Et s’il avait fallu s’adapter, si la mesure d’économie d’énergie avait porté ses fruits à un plan national? Si le gouvernement, faisant fi de petites considérations égoïstes des citoyens lambda, avait imposé, cette année encore, la mesure? Comme le veut la coutume mauricienne, les lobbies se sont déchaînés, prêts à renverser le pouvoir, soucieux de défendre la forteresse des petites habitudes.

Les protestaires disaient qu’ils souffraient, avaient même exprimé leur inquiétude par rapport à la santé mentale de leurs enfants transformés, le temps d’un été, en zombies.

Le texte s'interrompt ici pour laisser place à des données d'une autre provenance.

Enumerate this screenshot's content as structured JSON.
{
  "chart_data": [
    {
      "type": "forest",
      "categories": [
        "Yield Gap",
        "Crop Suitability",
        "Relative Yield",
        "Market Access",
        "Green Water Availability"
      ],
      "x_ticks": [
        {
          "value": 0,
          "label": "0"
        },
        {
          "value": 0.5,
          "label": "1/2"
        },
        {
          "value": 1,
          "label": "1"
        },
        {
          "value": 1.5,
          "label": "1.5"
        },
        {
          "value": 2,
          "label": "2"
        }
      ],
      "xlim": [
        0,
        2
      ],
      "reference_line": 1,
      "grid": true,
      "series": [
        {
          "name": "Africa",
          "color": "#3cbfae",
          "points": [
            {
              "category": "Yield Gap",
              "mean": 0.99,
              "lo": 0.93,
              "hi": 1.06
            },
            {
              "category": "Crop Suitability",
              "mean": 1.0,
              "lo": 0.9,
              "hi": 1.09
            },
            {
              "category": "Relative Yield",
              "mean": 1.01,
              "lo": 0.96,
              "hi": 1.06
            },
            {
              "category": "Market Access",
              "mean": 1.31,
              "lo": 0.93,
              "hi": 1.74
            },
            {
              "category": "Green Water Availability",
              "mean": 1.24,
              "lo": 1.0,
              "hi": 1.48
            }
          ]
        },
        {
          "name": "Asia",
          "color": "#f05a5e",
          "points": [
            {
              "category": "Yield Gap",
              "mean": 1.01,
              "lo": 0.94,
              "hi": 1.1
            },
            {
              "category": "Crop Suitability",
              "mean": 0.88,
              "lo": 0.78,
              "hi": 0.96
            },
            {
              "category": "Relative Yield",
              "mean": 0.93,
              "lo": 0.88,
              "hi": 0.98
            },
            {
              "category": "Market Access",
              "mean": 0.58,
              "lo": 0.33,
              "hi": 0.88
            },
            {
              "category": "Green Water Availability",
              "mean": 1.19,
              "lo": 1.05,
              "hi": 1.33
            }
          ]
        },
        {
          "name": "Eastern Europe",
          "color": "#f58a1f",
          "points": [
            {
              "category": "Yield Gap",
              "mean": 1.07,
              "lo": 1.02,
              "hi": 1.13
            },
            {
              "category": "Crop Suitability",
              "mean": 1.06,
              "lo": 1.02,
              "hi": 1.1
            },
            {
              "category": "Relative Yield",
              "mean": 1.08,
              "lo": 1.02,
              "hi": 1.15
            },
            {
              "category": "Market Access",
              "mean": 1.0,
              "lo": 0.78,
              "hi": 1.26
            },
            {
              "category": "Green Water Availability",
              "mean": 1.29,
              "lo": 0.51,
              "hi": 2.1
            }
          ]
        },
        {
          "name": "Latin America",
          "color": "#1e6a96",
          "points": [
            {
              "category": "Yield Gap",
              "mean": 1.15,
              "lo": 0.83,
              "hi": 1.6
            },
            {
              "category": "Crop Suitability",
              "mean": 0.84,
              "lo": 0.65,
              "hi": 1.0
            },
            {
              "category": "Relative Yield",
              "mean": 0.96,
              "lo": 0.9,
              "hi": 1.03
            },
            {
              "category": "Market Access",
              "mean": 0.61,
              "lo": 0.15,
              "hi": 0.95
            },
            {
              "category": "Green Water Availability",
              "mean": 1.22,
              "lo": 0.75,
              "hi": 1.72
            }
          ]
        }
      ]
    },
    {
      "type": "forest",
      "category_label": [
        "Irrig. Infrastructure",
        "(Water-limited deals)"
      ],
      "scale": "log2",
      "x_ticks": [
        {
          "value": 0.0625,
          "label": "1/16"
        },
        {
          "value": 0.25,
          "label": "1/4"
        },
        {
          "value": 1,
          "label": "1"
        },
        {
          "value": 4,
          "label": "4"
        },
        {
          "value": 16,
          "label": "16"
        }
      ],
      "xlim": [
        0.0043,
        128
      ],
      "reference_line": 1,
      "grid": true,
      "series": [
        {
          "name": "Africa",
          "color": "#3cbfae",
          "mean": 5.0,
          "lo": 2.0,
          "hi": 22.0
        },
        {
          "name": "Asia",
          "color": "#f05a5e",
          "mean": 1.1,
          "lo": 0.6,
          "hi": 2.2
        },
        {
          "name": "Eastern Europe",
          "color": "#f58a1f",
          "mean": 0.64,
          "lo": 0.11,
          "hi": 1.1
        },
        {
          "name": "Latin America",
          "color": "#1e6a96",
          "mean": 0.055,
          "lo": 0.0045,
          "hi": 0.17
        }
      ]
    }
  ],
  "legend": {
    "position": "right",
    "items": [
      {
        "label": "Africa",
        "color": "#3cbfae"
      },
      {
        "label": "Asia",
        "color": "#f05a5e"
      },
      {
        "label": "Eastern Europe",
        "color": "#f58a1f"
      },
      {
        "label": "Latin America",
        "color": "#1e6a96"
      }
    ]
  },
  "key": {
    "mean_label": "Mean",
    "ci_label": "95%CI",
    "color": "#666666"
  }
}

Je ne jugerai pas de la souffrance des autres, ce n’est pas mon rôle. Je me sens cependant obligé, au nom de ceux qui adhèrent aux idées nouvelles, de faire un constat. Avec l’introduction ratée de l’heure d’été sur une base permanente, c’est la faculté d’adaptation du Mauricien au changement qui a été sérieusement ébranlée. Durant l’été 2008, il a été soumis au test, il a échoué.

Pour la majorité d’entre nous, rien ne saurait remplacer les bonnes vieilles habitudes, les traditions. A part quelques retouches cosmétiques, apportées ça et là, nous refusons de voir modifier sous nos yeux le beau tableau que nous appelons notre quotidien. Nous ne pouvons supporter de voir notre train-train changer de rythme, prendre un chemin de traverse.

Quant à nos traditions, nous y sommes ancrés. Rien ne saurait nous en extirper. Elles exercent un chantage émotionnel sur nous, se substituent aux cultures et religions qu’elles sont censées représenter, en devenant l’objet même de la vénération.

Or, rien de tel pour mettre les traditions à l’épreuve que de les bousculer gentiment. Ainsi, à l’avenir, un nouveau groupe pourrait se constituer: celui des Adorateurs de l’Heure d’Eté. Il militerait pous plus de soleil, ferait ses libations le soir à l’autel du couchant. Il assiègerait les journaux, accaparerait les ondes, ferait pression sur les gouvernants pour ré-introduire l’heure d’été…

Ran nu ler lete! serait le slogan. Ridicule? Pas de crainte, le ridicule ne tue pas. La preuve en a largement été faite tout au long de l’été 2008-09.